Global Memory Access #1 : 872
Global Memory Access #2 : 776
Global Memory Access #3 : 782

i think that not cached Dev_In1[50000] and Dev_In2[99999] at 1st access time

so... #1,#2,#3 is late...


kernel version 3

int Global1, Global2, Global3;                  
int Clock;                  

Clock = clock();                    
Global1 = Dev_In1[1];                   
Clock = clock() - Clock;                    
cuPrintf("Global Memory Access #1 : %d\n", Clock );                 

Clock = clock();                    
Global1 = Dev_In1[50000];                   
Clock = clock() - Clock;                    
cuPrintf("Global Memory Access #2 : %d\n", Clock );                 

Clock = clock();                    
Global1 = Dev_In1[99999];                   
Clock = clock() - Clock;                    
cuPrintf("Global Memory Access #3 : %d\n", Clock );                 

result

Global Memory Access #1 : 168
Global Memory Access #2 : 168
Global Memory Access #3 : 168

I don`t understand this result

Dev_In[50000], Dev_In[99999] is not cached, but access time is very fast!! just, i used 1 variable....

SO.. My question is that gpu cycle == gpu clock ?

and In result1, result2, result3 why memory access time is very fast in result3?

1
Your compiler might optimize the codes.
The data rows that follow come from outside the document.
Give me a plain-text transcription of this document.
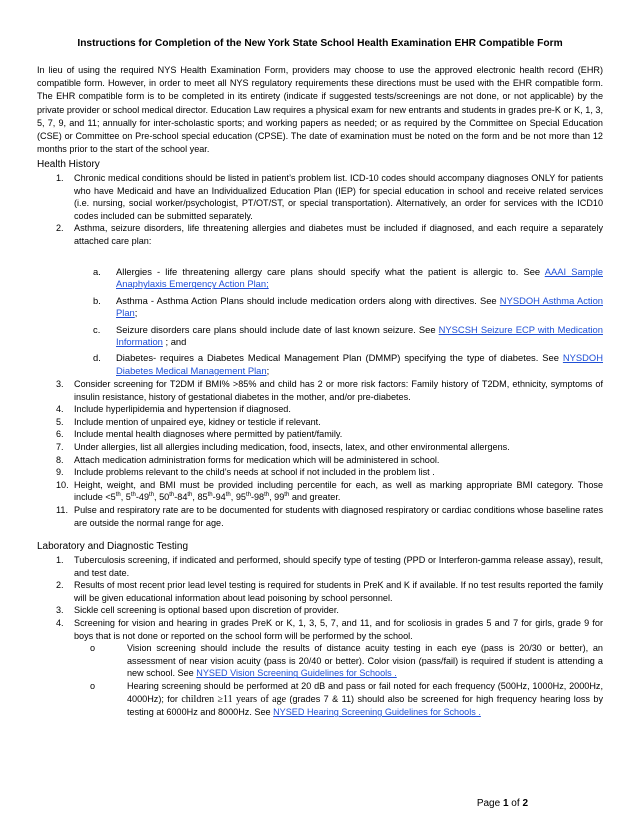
Instructions for Completion of the New York State School Health Examination EHR Compatible Form
In lieu of using the required NYS Health Examination Form, providers may choose to use the approved electronic health record (EHR) compatible form. However, in order to meet all NYS regulatory requirements these directions must be used with the EHR compatible form. The EHR compatible form is to be completed in its entirety (indicate if suggested tests/screenings are not done, or not applicable) by the private provider or school medical director. Education Law requires a physical exam for new entrants and students in grades pre-K or K, 1, 3, 5, 7, 9, and 11; annually for inter-scholastic sports; and working papers as needed; or as required by the Committee on Special Education (CSE) or Committee on Pre-school special education (CPSE). The date of examination must be noted on the form and be not more than 12 months prior to the start of the school year.
Health History
1. Chronic medical conditions should be listed in patient’s problem list. ICD-10 codes should accompany diagnoses ONLY for patients who have Medicaid and have an Individualized Education Plan (IEP) for special education in school and receive related services (i.e. nursing, social worker/psychologist, PT/OT/ST, or special transportation). Alternatively, an order for services with the ICD10 codes included can be submitted separately.
2. Asthma, seizure disorders, life threatening allergies and diabetes must be included if diagnosed, and each require a separately attached care plan:
a. Allergies - life threatening allergy care plans should specify what the patient is allergic to. See AAAI Sample Anaphylaxis Emergency Action Plan;
b. Asthma - Asthma Action Plans should include medication orders along with directives. See NYSDOH Asthma Action Plan;
c. Seizure disorders care plans should include date of last known seizure. See NYSCSH Seizure ECP with Medication Information ; and
d. Diabetes- requires a Diabetes Medical Management Plan (DMMP) specifying the type of diabetes. See NYSDOH Diabetes Medical Management Plan;
3. Consider screening for T2DM if BMI% >85% and child has 2 or more risk factors: Family history of T2DM, ethnicity, symptoms of insulin resistance, history of gestational diabetes in the mother, and/or pre-diabetes.
4. Include hyperlipidemia and hypertension if diagnosed.
5. Include mention of unpaired eye, kidney or testicle if relevant.
6. Include mental health diagnoses where permitted by patient/family.
7. Under allergies, list all allergies including medication, food, insects, latex, and other environmental allergens.
8. Attach medication administration forms for medication which will be administered in school.
9. Include problems relevant to the child’s needs at school if not included in the problem list .
10. Height, weight, and BMI must be provided including percentile for each, as well as marking appropriate BMI category. Those include <5th, 5th-49th, 50th-84th, 85th-94th, 95th-98th, 99th and greater.
11. Pulse and respiratory rate are to be documented for students with diagnosed respiratory or cardiac conditions whose baseline rates are outside the normal range for age.
Laboratory and Diagnostic Testing
1. Tuberculosis screening, if indicated and performed, should specify type of testing (PPD or Interferon-gamma release assay), result, and test date.
2. Results of most recent prior lead level testing is required for students in PreK and K if available. If no test results reported the family will be given educational information about lead poisoning by school personnel.
3. Sickle cell screening is optional based upon discretion of provider.
4. Screening for vision and hearing in grades PreK or K, 1, 3, 5, 7, and 11, and for scoliosis in grades 5 and 7 for girls, grade 9 for boys that is not done or reported on the school form will be performed by the school.
o	Vision screening should include the results of distance acuity testing in each eye (pass is 20/30 or better), an assessment of near vision acuity (pass is 20/40 or better). Color vision (pass/fail) is required if student is attending a new school. See NYSED Vision Screening Guidelines for Schools .
o	Hearing screening should be performed at 20 dB and pass or fail noted for each frequency (500Hz, 1000Hz, 2000Hz, 4000Hz); for children ≥11 years of age (grades 7 & 11) should also be screened for high frequency hearing loss by testing at 6000Hz and 8000Hz. See NYSED Hearing Screening Guidelines for Schools .
Page 1 of 2
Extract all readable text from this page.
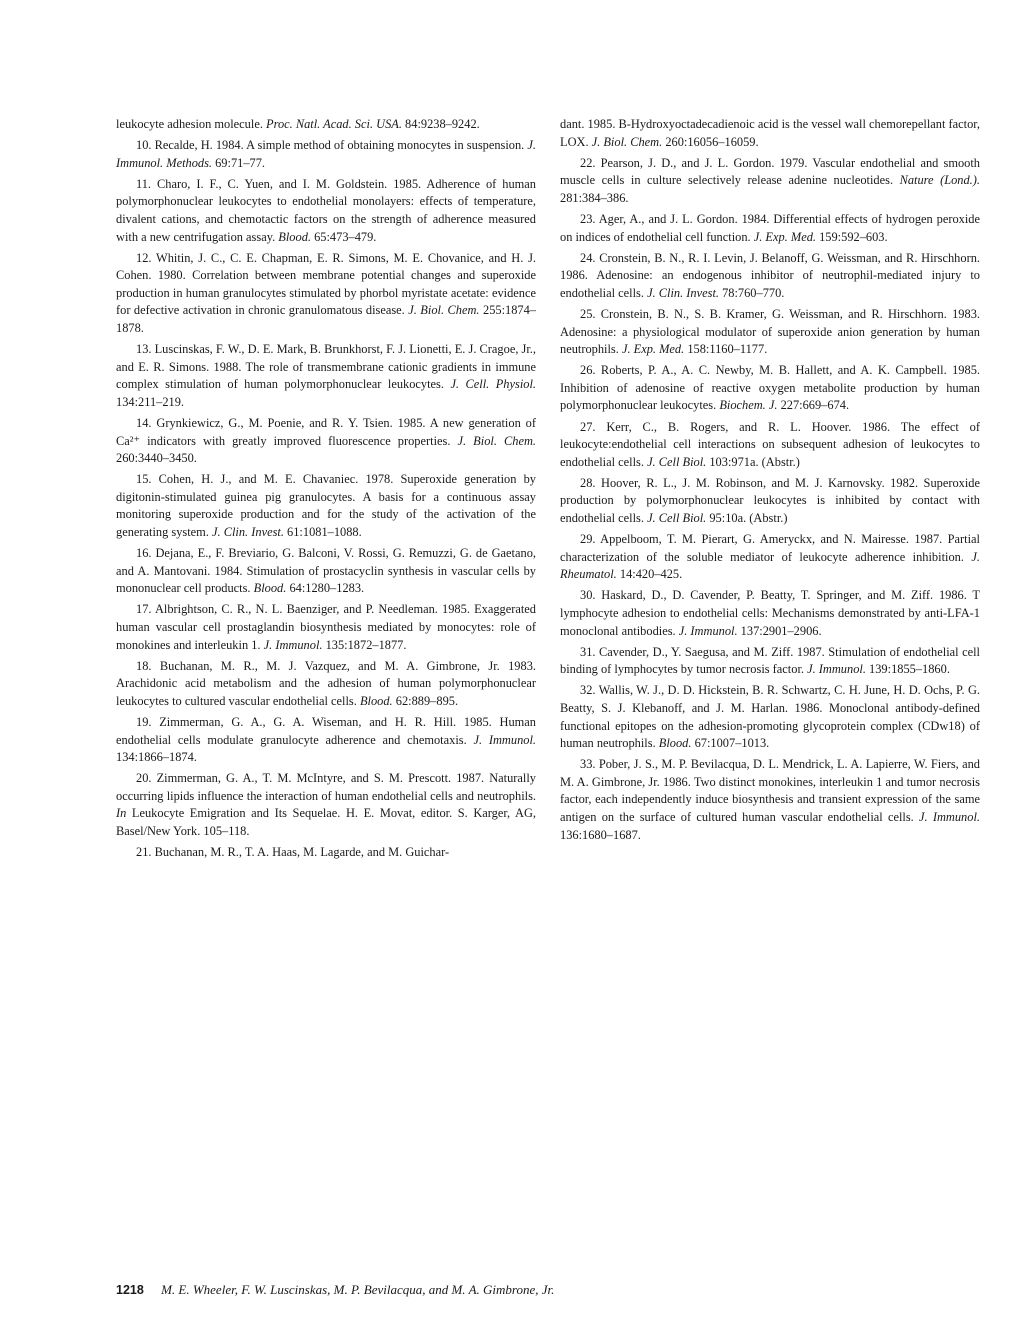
leukocyte adhesion molecule. Proc. Natl. Acad. Sci. USA. 84:9238–9242.

10. Recalde, H. 1984. A simple method of obtaining monocytes in suspension. J. Immunol. Methods. 69:71–77.

11. Charo, I. F., C. Yuen, and I. M. Goldstein. 1985. Adherence of human polymorphonuclear leukocytes to endothelial monolayers: effects of temperature, divalent cations, and chemotactic factors on the strength of adherence measured with a new centrifugation assay. Blood. 65:473–479.

12. Whitin, J. C., C. E. Chapman, E. R. Simons, M. E. Chovanice, and H. J. Cohen. 1980. Correlation between membrane potential changes and superoxide production in human granulocytes stimulated by phorbol myristate acetate: evidence for defective activation in chronic granulomatous disease. J. Biol. Chem. 255:1874–1878.

13. Luscinskas, F. W., D. E. Mark, B. Brunkhorst, F. J. Lionetti, E. J. Cragoe, Jr., and E. R. Simons. 1988. The role of transmembrane cationic gradients in immune complex stimulation of human polymorphonuclear leukocytes. J. Cell. Physiol. 134:211–219.

14. Grynkiewicz, G., M. Poenie, and R. Y. Tsien. 1985. A new generation of Ca²⁺ indicators with greatly improved fluorescence properties. J. Biol. Chem. 260:3440–3450.

15. Cohen, H. J., and M. E. Chavaniec. 1978. Superoxide generation by digitonin-stimulated guinea pig granulocytes. A basis for a continuous assay monitoring superoxide production and for the study of the activation of the generating system. J. Clin. Invest. 61:1081–1088.

16. Dejana, E., F. Breviario, G. Balconi, V. Rossi, G. Remuzzi, G. de Gaetano, and A. Mantovani. 1984. Stimulation of prostacyclin synthesis in vascular cells by mononuclear cell products. Blood. 64:1280–1283.

17. Albrightson, C. R., N. L. Baenziger, and P. Needleman. 1985. Exaggerated human vascular cell prostaglandin biosynthesis mediated by monocytes: role of monokines and interleukin 1. J. Immunol. 135:1872–1877.

18. Buchanan, M. R., M. J. Vazquez, and M. A. Gimbrone, Jr. 1983. Arachidonic acid metabolism and the adhesion of human polymorphonuclear leukocytes to cultured vascular endothelial cells. Blood. 62:889–895.

19. Zimmerman, G. A., G. A. Wiseman, and H. R. Hill. 1985. Human endothelial cells modulate granulocyte adherence and chemotaxis. J. Immunol. 134:1866–1874.

20. Zimmerman, G. A., T. M. McIntyre, and S. M. Prescott. 1987. Naturally occurring lipids influence the interaction of human endothelial cells and neutrophils. In Leukocyte Emigration and Its Sequelae. H. E. Movat, editor. S. Karger, AG, Basel/New York. 105–118.

21. Buchanan, M. R., T. A. Haas, M. Lagarde, and M. Guichar-

dant. 1985. B-Hydroxyoctadecadienoic acid is the vessel wall chemorepellant factor, LOX. J. Biol. Chem. 260:16056–16059.

22. Pearson, J. D., and J. L. Gordon. 1979. Vascular endothelial and smooth muscle cells in culture selectively release adenine nucleotides. Nature (Lond.). 281:384–386.

23. Ager, A., and J. L. Gordon. 1984. Differential effects of hydrogen peroxide on indices of endothelial cell function. J. Exp. Med. 159:592–603.

24. Cronstein, B. N., R. I. Levin, J. Belanoff, G. Weissman, and R. Hirschhorn. 1986. Adenosine: an endogenous inhibitor of neutrophil-mediated injury to endothelial cells. J. Clin. Invest. 78:760–770.

25. Cronstein, B. N., S. B. Kramer, G. Weissman, and R. Hirschhorn. 1983. Adenosine: a physiological modulator of superoxide anion generation by human neutrophils. J. Exp. Med. 158:1160–1177.

26. Roberts, P. A., A. C. Newby, M. B. Hallett, and A. K. Campbell. 1985. Inhibition of adenosine of reactive oxygen metabolite production by human polymorphonuclear leukocytes. Biochem. J. 227:669–674.

27. Kerr, C., B. Rogers, and R. L. Hoover. 1986. The effect of leukocyte:endothelial cell interactions on subsequent adhesion of leukocytes to endothelial cells. J. Cell Biol. 103:971a. (Abstr.)

28. Hoover, R. L., J. M. Robinson, and M. J. Karnovsky. 1982. Superoxide production by polymorphonuclear leukocytes is inhibited by contact with endothelial cells. J. Cell Biol. 95:10a. (Abstr.)

29. Appelboom, T. M. Pierart, G. Ameryckx, and N. Mairesse. 1987. Partial characterization of the soluble mediator of leukocyte adherence inhibition. J. Rheumatol. 14:420–425.

30. Haskard, D., D. Cavender, P. Beatty, T. Springer, and M. Ziff. 1986. T lymphocyte adhesion to endothelial cells: Mechanisms demonstrated by anti-LFA-1 monoclonal antibodies. J. Immunol. 137:2901–2906.

31. Cavender, D., Y. Saegusa, and M. Ziff. 1987. Stimulation of endothelial cell binding of lymphocytes by tumor necrosis factor. J. Immunol. 139:1855–1860.

32. Wallis, W. J., D. D. Hickstein, B. R. Schwartz, C. H. June, H. D. Ochs, P. G. Beatty, S. J. Klebanoff, and J. M. Harlan. 1986. Monoclonal antibody-defined functional epitopes on the adhesion-promoting glycoprotein complex (CDw18) of human neutrophils. Blood. 67:1007–1013.

33. Pober, J. S., M. P. Bevilacqua, D. L. Mendrick, L. A. Lapierre, W. Fiers, and M. A. Gimbrone, Jr. 1986. Two distinct monokines, interleukin 1 and tumor necrosis factor, each independently induce biosynthesis and transient expression of the same antigen on the surface of cultured human vascular endothelial cells. J. Immunol. 136:1680–1687.

1218 M. E. Wheeler, F. W. Luscinskas, M. P. Bevilacqua, and M. A. Gimbrone, Jr.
Namely, because you do not use Global1 in any place, your compiler might not read it all. Try to use the Global1 before reading the next value from memory.phoad
The value returned by clock() should be at the value specified by the device attribute CU_DEVICE_ATTRIBUTE_CLOCK_RATE. The clock() value is in cycles and it is not fixed frequency. During the execution of a kernel the frequency is fixed on 2.x and older devices. On 3.x devices the clock rate will very with power management and thermal management.Greg Smith
Are you running these three kernels on the same CUDA context during the same execution of a process or are you launching the process 3 times? If the former then running kernel2 then kernel3 with the same device memory will likely result in the value be cached in L2 which would account for the significantly lower elapse time. When using clock() you should verify that the SASS (assembly code, not PTX) has the correct instruction sequence. It is very common for the compiler to move or eliminate calls to clock(). I would recommend inserting a threadfence() after cuPrintf to flush the LSU unit.Greg Smith

1 Answers

1
votes

For the reason stated by @phoad your evaluations are not valid. After memory access and before clock-stop you should reuse the memory read value to make instruction dependency to the outstanding load. Otherwise, GPU issues independent instructions one after the other and the clock-end get executed immediately after clock-start and the load. I suggest you to try the microbenchmarking suit prepared by Henry Wong at here. Using this suit you can retrieve various microarchitecture details including memory access latency. If you only need memory latency, it is easier to try CUDA latency which is developed by Sylvain Collange.